さらに「適応」の章では、極限状態で生きる植物の、特殊な環境に合わせた進化について語られます。その例が、ヒマラヤの高山帯だけにみられる「セーター植物」や「温室植物」。これらは寒冷な環境に合わせて、毛や半透明の「苞(ほう)」で体を覆う仕組みを発達させてきました。

 

 

著者の塚谷さんは植物学の研究者です。本書では、著者の専門である植物学の最近の研究成果や、時には文学作品中の植物にも触れながら、植物の様々な営みが語られてゆきます。

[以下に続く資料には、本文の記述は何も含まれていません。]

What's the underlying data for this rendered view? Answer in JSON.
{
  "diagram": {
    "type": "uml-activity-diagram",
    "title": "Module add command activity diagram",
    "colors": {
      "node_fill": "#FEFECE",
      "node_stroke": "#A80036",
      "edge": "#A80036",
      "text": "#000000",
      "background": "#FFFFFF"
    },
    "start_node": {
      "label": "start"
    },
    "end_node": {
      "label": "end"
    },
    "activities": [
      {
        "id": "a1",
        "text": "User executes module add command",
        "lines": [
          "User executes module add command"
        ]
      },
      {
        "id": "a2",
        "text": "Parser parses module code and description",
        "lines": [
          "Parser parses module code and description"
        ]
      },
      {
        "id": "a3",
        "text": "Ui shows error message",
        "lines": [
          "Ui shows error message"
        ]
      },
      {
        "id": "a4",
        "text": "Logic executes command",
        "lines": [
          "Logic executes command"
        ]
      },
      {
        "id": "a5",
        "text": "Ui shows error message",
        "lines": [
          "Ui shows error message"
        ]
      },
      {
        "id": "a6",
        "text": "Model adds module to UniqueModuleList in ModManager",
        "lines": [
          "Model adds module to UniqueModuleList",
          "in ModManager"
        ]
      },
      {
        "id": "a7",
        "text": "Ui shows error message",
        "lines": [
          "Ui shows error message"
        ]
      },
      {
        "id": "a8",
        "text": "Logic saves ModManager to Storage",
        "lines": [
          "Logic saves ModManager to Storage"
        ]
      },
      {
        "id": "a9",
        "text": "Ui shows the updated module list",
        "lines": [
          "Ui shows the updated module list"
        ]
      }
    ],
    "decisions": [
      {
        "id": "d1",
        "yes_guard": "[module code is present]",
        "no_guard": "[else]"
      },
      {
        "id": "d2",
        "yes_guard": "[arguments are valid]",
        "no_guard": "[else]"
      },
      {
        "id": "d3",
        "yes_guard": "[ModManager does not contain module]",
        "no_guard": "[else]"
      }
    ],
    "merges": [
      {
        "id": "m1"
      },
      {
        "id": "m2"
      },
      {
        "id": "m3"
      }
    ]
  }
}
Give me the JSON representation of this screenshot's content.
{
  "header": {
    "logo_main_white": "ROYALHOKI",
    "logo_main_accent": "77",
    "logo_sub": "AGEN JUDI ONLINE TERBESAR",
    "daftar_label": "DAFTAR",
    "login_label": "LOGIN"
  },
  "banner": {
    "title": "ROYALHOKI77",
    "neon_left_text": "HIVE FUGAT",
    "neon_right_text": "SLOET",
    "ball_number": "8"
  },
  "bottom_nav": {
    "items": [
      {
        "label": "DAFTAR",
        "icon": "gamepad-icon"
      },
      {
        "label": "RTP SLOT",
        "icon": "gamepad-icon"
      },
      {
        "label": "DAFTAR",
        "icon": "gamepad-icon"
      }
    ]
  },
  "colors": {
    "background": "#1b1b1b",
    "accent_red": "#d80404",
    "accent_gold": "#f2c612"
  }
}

その結果示されるのが、「動物とも人間とも違う、植物という生命もある」というメッセージです。

 

 

その一方で、様々な営みについて繰り返し語られるのが「試行錯誤しているうちに、結果オーライでたまたまでき上がってしまう」という進化の仕組みです。人間も植物も、偶然の積み重ねによる進化の結果、現在の生き方に至ったのであり、その意味では「人間も植物と同じだ」というのが本書のもう一つのメッセージです。

 

 

一見矛盾するこの二つのメッセージ、あなたはどう捉えますか。本書を読んで、多様で普遍的な「生命」のあり方と向き合ってみませんか。